Nel decreto, il ruolo più rilevante spetta agli incentivi economici per le nuove assunzioni, mentre è presente ben poco a correzione delle norme della legge Fornero, accusate, ormai da più parti, di aver irrigidito l’accesso al mercato del lavoro.
Persino la regola di significativo interesse, riguardante una maggiore flessibilità delle assunzioni in vista dell’Expo 2015, è stata stralciata, immaginiamo su richiesta sindacale, benché l’adozione dei relativi strumenti di deroga dipendesse esclusivamente dall’iniziativa negoziale delle Parti sociali, le quali, evidentemente, non si fidano neppure di se stesse. In sostanza, l’unica correzione di un qualche significato della legge Fornero riguarda l’aver ripristinato i previgenti giorni (10 e 20) intercorrenti tra un contratto a termine e quello successivo. Anche la possibile e utile novità di prolungare oltre i 12 mesi, ora previsti, l’acausalità nei contratti a termine è stata affidata a quanto vorranno disporre le Parti sociali.

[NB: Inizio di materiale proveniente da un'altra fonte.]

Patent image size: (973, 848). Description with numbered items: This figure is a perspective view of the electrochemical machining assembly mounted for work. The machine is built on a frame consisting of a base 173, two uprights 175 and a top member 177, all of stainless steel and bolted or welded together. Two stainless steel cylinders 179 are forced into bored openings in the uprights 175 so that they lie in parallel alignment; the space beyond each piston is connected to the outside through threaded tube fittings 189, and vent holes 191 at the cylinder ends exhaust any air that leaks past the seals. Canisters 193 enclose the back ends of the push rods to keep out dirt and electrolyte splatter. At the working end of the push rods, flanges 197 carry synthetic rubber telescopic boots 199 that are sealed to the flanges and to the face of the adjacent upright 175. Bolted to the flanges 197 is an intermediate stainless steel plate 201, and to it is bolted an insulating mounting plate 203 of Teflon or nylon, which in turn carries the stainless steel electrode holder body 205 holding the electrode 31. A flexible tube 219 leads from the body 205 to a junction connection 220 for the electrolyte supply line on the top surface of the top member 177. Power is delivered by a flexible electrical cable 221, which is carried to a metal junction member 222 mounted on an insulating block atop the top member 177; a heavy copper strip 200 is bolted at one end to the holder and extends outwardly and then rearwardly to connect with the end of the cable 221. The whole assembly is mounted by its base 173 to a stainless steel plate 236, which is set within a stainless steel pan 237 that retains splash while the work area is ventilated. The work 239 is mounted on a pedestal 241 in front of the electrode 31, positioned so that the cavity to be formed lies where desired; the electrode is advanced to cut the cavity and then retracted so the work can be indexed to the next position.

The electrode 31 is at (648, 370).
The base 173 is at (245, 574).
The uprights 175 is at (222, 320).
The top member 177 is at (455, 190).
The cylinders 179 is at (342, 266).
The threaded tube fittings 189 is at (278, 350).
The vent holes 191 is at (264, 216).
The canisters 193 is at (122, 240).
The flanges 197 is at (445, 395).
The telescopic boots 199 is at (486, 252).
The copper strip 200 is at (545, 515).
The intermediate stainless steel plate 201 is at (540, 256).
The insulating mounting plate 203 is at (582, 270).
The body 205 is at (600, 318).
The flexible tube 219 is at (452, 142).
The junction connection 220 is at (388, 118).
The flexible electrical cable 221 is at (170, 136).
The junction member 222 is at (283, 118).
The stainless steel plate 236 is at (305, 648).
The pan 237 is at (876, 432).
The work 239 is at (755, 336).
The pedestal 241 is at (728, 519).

In sintesi, a nostro avviso, gli incentivi economici previsti non compenseranno i permanenti disincentivi normativi, le rimozioni o correzioni dei quali non avrebbero comportato particolari costi e, certamente, sarebbero risultati più efficaci nel creare nuovi posti di lavoro. Gli incentivi economici, oltre a essere onerosi, presentano strutturalmente degli inconvenienti: finiscono per premiare, come è avvenuto in altre occasioni, assunzioni che, più o meno, ci sarebbero state comunque; “drogano”, per il tempo in cui operano, il mercato del lavoro e, quando vengono a mancare, determinano una vera e propria moria di una quota significativa dei posti “creati”.
Inoltre, qua e là, al contrario, fa capolino, nel decreto, qualche ulteriore irrigidimento come l’introduzione di un tetto di 400 giornate in un triennio per il lavoro intermittente e l’applicazione anche ai collaboratori della disciplina farraginosa prevista per le dimissioni.
Ci saranno margini adeguati in Parlamento per rafforzare il provvedimento? Lo vedremo presto, anche se nel governo sembra prevalere una linea compromissoria non solo tra i principali partiti della maggioranza, per quelle che sono le posizioni politiche di ciascuno, ma anche per l’attenzione che viene prestata al consenso popolare, come se la prospettiva elettorale non fosse poi tanto lontana.